What it can do is disperse large numbers of small combatants to hardened sites – caves, shelters, fishing ports – around the island’s rough coast. Such vessels could sortie to conduct independent operations against enemy shipping. Or, they could mass their firepower in concerted “wolf pack” attacks on major PLAN formations. While Taiwan is no longer mistress of the waters lapping against its shores, “sea denial” lies within its modest means.
However welcome the news that Taipei is pursuing advanced fast attack craft, let’s not crack open the champagne just yet. First, it remains to be seen whether the Hsun Hsai program heralds a decisive turn to sea denial.
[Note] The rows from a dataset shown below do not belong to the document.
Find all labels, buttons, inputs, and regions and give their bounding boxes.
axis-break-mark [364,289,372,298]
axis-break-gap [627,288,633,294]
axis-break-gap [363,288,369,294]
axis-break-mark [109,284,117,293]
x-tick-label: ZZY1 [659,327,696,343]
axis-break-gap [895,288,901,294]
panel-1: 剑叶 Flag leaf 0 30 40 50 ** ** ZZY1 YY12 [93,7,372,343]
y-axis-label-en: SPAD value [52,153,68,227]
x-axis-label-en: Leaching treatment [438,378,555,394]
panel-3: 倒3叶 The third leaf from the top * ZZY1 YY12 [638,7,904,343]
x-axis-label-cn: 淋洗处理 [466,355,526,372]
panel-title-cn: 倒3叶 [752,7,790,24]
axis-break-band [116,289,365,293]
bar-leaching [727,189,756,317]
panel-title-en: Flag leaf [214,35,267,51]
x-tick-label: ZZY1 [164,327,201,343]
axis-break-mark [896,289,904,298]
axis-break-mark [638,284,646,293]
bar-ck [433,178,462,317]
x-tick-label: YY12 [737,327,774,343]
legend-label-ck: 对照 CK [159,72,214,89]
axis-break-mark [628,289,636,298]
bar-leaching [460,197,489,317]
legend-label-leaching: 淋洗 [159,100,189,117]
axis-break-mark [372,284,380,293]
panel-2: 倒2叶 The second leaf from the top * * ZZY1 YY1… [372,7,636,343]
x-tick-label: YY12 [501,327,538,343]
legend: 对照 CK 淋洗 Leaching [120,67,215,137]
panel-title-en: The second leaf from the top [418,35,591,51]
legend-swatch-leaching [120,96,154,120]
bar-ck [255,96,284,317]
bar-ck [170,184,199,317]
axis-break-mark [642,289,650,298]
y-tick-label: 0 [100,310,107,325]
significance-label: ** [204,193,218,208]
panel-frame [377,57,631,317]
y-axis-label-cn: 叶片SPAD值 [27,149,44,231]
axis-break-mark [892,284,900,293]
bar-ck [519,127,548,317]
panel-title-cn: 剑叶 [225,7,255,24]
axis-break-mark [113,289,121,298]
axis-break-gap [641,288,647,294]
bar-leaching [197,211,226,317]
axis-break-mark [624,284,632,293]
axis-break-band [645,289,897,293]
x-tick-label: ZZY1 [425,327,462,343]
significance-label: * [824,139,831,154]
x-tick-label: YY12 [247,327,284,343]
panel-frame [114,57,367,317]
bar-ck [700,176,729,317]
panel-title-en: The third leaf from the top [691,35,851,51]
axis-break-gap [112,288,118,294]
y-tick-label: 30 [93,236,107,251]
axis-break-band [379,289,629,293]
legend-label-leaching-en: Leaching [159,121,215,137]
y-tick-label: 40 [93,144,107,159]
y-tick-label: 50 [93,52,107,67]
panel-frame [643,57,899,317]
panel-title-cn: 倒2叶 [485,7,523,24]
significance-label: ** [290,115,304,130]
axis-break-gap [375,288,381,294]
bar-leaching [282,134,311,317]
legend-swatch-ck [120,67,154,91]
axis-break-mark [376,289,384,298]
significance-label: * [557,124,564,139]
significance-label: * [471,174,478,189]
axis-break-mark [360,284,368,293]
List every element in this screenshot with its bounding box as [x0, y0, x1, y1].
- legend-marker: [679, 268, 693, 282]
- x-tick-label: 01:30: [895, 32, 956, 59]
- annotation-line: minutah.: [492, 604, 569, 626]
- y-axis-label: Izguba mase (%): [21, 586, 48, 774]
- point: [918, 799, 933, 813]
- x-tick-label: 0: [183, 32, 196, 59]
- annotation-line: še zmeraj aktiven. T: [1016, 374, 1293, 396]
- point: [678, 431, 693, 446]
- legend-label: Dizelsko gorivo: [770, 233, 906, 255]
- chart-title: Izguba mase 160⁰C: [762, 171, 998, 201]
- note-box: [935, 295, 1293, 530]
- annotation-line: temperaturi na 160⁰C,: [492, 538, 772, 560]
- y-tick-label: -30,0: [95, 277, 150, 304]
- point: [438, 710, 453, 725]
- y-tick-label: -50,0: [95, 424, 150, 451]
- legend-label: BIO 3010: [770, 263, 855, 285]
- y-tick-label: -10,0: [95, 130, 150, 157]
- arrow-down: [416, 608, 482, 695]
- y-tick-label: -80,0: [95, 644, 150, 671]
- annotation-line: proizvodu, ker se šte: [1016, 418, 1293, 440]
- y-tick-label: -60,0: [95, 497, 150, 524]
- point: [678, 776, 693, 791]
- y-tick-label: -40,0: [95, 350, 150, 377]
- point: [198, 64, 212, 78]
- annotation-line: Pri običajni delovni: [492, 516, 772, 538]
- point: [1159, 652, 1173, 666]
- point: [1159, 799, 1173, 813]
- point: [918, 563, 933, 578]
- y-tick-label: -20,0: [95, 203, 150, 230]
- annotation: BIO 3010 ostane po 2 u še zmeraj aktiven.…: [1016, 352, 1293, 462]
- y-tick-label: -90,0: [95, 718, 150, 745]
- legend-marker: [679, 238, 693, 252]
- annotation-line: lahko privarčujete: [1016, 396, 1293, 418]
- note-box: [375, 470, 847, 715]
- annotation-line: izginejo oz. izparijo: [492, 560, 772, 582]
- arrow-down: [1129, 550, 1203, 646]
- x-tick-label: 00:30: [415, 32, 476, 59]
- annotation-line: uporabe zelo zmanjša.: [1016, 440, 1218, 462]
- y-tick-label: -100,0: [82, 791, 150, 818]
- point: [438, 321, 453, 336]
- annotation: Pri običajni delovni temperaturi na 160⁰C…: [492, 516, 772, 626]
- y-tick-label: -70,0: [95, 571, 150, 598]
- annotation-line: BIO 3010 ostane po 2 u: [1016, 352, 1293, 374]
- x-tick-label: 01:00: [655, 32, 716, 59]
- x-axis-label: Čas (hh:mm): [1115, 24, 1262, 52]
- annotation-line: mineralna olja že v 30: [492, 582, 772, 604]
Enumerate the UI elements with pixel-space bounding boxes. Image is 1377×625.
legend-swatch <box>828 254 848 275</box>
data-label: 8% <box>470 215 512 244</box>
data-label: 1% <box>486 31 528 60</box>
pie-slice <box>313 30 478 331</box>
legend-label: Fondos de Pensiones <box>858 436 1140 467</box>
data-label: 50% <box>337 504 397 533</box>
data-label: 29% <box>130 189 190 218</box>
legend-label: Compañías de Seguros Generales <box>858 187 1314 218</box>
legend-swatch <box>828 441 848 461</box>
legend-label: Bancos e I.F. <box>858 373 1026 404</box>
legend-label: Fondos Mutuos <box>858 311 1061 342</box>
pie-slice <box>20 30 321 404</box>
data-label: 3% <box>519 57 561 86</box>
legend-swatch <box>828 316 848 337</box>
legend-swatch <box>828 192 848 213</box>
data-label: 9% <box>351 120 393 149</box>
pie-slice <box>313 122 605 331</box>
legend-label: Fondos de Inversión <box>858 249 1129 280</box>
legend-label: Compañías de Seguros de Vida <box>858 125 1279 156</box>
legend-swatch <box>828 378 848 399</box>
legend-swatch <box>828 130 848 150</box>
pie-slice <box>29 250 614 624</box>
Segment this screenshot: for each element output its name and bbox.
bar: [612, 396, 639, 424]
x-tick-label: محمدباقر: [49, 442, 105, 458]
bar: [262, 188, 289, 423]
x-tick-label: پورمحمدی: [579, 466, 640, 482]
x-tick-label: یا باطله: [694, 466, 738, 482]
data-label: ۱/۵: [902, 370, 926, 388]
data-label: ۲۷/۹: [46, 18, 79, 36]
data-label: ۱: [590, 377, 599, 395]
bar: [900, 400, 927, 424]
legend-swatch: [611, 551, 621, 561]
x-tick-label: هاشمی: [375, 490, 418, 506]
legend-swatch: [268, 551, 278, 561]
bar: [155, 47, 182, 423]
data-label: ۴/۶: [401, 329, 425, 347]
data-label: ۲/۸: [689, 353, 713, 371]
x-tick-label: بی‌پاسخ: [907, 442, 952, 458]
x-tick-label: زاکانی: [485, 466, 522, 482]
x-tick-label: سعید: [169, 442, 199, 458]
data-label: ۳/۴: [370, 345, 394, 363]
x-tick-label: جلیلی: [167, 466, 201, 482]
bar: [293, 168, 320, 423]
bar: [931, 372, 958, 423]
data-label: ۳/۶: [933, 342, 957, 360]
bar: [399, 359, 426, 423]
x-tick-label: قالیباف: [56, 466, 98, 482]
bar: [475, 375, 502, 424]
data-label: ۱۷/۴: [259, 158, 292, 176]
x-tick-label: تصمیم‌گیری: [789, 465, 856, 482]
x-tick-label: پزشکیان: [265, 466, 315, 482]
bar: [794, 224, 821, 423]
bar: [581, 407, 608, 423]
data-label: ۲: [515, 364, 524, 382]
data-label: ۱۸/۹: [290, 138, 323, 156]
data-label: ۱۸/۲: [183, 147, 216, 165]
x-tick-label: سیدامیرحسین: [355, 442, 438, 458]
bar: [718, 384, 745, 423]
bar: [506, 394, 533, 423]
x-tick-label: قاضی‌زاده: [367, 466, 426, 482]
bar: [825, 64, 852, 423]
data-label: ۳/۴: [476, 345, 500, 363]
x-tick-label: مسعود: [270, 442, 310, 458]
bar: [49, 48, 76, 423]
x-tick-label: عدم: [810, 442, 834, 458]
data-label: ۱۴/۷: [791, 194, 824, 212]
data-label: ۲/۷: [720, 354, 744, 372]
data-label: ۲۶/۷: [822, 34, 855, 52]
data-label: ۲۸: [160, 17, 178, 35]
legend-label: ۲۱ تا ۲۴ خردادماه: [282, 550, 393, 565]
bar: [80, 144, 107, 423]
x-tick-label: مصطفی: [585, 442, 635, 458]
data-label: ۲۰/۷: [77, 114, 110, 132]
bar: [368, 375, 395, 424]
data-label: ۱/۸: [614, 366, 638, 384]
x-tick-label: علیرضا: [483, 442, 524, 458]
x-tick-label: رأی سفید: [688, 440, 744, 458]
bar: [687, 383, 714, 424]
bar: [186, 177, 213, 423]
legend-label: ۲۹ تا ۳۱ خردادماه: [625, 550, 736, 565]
According to the Taiwan Navy website: “The main mission for the ROC. Navy is to ensure the safety of our maritime space and secure our international shipping line unobstructed…In the war time, we can easily deal with our enemy’s blockade and interception operations to maintain Taiwan’s international shipping line unimpeded, and ensure Taiwan’s safety.” Preserving free navigation and resupplying outlying islands aren’t sea-denial functions, while territorial defense of the island – the core of sea denial – is strikingly absent from the ROCN’s vision and mission statements. This should give navy-watchers, the Taiwanese electorate, and political leaders pause. It takes constant, vigilant leadership to impel military institutions to reinvent themselves for new purposes. It’s far from clear that ROCN commanders have embraced the new strategy or set out to remake the navy’s culture. They may need a shove.
Second, the material dimension is worth monitoring. The obvious question is: will the craft perform as advertised? Recent shipbuilding programs such as the U.S. Navy’s Littoral Combat Ship and San Antonio-class amphibious transports tell a cautionary tale. Revolutionary new technologies may not live up to their billing, even for the world’s leading navy. Proclaiming that a ship will do this or that under high-stress combat conditions is different from its actually doing so. Holding the Hsun Hai program to high standards is critical. Furthermore, the Hsun Hai is a ship in search of a builder. Several shipyards have bid on the contract, but the government evidently has not yet finalized the technical requirements for the program. Its announced goal of having hulls in the water and ready for action within two years appears fanciful in the extreme.